In data 10 Novembre 2025 dalle ore 10:15 alle ore 11:30, si è tenuto un incontro formativo presso la sede di Lercara Friddi sulla prevenzione delle malattie sessualmente trasmissibili, al quale hanno partecipato gli studenti di tutte le classi quinte della suddetta sede.Al termine del seminario, curato dall’I.S.T. Asp Palermo, è stata data la possibilità agli alunni maggiorenni di effettuare screening sierologici gratuiti per HIV, HCV e Sifilide su base volontaria.L’iniziativa rientra nell’ambito delle attività di promozione di sani stili di vita e della salute, coordinati dalla professoressa Giuseppa Militello.

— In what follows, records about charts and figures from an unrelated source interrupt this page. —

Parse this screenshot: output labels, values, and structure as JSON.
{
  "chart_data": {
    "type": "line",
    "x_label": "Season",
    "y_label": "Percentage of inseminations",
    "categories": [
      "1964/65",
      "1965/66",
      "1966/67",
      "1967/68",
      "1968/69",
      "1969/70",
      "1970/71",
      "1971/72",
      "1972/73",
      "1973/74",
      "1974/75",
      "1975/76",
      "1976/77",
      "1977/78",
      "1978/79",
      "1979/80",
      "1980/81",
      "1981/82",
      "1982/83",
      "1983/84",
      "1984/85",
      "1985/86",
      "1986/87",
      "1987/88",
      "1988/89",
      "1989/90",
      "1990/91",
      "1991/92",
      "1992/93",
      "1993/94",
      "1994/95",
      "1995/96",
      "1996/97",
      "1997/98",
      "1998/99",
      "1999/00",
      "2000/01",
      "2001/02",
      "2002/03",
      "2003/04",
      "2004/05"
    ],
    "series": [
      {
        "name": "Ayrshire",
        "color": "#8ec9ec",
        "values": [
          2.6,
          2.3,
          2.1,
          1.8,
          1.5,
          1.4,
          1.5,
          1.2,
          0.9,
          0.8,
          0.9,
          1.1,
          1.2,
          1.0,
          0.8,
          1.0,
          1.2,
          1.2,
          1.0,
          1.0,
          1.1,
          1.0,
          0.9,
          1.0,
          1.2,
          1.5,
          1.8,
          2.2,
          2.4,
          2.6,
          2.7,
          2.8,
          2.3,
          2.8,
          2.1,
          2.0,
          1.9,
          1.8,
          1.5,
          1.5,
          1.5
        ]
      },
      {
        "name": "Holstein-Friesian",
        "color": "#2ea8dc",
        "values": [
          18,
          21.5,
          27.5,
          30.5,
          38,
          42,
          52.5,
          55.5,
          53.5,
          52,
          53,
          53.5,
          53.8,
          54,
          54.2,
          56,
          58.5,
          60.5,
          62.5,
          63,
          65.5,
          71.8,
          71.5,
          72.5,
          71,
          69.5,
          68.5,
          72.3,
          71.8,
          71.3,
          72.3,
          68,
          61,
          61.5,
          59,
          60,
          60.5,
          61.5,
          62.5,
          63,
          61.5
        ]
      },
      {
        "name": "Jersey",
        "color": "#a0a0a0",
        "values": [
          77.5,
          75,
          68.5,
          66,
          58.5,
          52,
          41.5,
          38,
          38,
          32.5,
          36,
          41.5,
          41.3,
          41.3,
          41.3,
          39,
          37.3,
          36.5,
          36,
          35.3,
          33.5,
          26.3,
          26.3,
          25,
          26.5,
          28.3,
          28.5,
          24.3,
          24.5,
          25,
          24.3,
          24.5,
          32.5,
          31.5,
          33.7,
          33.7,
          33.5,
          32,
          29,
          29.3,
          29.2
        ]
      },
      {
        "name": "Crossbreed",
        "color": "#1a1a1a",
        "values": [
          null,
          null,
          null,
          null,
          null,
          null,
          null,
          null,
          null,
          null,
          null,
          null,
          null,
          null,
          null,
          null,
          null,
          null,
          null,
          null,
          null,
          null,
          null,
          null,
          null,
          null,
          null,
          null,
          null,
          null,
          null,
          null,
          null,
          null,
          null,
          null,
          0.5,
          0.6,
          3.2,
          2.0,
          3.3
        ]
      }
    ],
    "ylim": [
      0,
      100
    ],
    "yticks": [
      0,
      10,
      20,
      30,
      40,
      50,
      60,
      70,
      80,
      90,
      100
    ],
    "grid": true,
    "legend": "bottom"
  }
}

Cosa sono le malattie sessualmente trasmissibili?
Le malattie sessualmente trasmissibili sono infezioni che si trasmettono principalmente attraverso:
- rapporti vaginali, anali o orali non protetti;
- contatto con sangue o fluidi infetti;
- condivisione di aghi o strumenti taglienti;
- da madre a figlio durante la gravidanza o il parto.
Tra le più comuni ci sono l’HIV/AIDS, la clamidia, la gonorrea, l’herpes genitale, il papillomavirus (HPV), la sifilide e le epatiti B e C.
È importante sapere che molte di queste infezioni possono essere presenti anche in assenza di sintomi, per cui una persona può essere contagiosa senza saperlo, questo rende ancora più importante effettuare controlli regolari.Ignorare i sintomi o evitare di farsi controllare può avere conseguenze gravi: possono causare infertilità, danni agli organi interni, complicazioni durante la gravidanza e, in alcuni casi, essere addirittura mortali. In più, chi non è consapevole di essere infetto può continuare a trasmettere la malattia ad altri.
Principali strumenti di prevenzione
1. Uso corretto e costante del preservativo
È il metodo più efficace per prevenire la maggior parte delle MST:
- preservativo maschile in lattice o poliuretano;
- preservativo femminile
- dental dam (foglietto in lattice) per sesso orale.
Importante:
- usarlo dall’inizio alla fine del rapporto;
- cambiarlo ogni volta che si passa da un tipo di rapporto all’altro;
- non utilizzare due preservativi insieme.
Protegge molto bene da HIV, clamidia, gonorrea, sifilide. È meno efficace contro infezioni trasmissibili con contatto pelle-pelle (HPV, herpes), ma riduce comunque il rischio.
2. Vaccinazioni
Alcune MST possono essere prevenute con un vaccino:
- HPV: consigliato sia a ragazze che ragazzi; protegge da ceppi che causano condilomi e tumori del collo dell’utero;
- Epatite B: incluso nel calendario vaccinale;
- Epatite A: raccomandato in alcune situazioni o per categorie a rischio.
3. Screening e controlli regolari
Fare test periodici permette di individuare precocemente infezioni spesso senza sintomi e di curare prima e ridurre la trasmissione ad altri.
Sono consigliati se:
- hai nuovi partner sessuali;
- non usi sempre il preservativo;
- hai dubbi o sintomi.
I test possono riguardare: HIV, sifilide, epatite B/C, clamidia, gonorrea, HPV.
4. Limitare il numero di partner e conoscere lo stato sierologico
Avere meno partner e stabilire rapporti sessuali con persone testate di recente riduce notevolmente la probabilità di entrare in contatto con infezioni.
5. Comunicazione e consapevolezza
Parlare apertamente con i partner di:
- uso del preservativo;
- eventuali sintomi;
- data dell’ultimo test.
6. Evitare comportamenti a rischio
- Non condividere aghi o strumenti che possano entrare a contatto con il sangue.
- Evitare rapporti quando sono presenti lesioni, ulcerazioni o sintomi genitali non spiegati.
7. Altre misure importanti
- Lubrificazione: usare lubrificanti a base d’acqua con il preservativo riduce rischi di rottura.
- Profilassi per HIV (solo in casi necessari, da valutare con un medico);
- PrEP: farmaco per persone ad alto rischio per prevenire l’HIV
- PEP: terapia d’urgenza entro 72 ore da un rapporto a rischio.
8. Non fidarsi dei “falsi miti”
- Lavarsi dopo un rapporto non previene le MST.
- Il coito interrotto non protegge.
- L’assenza di sintomi non significa essere sani.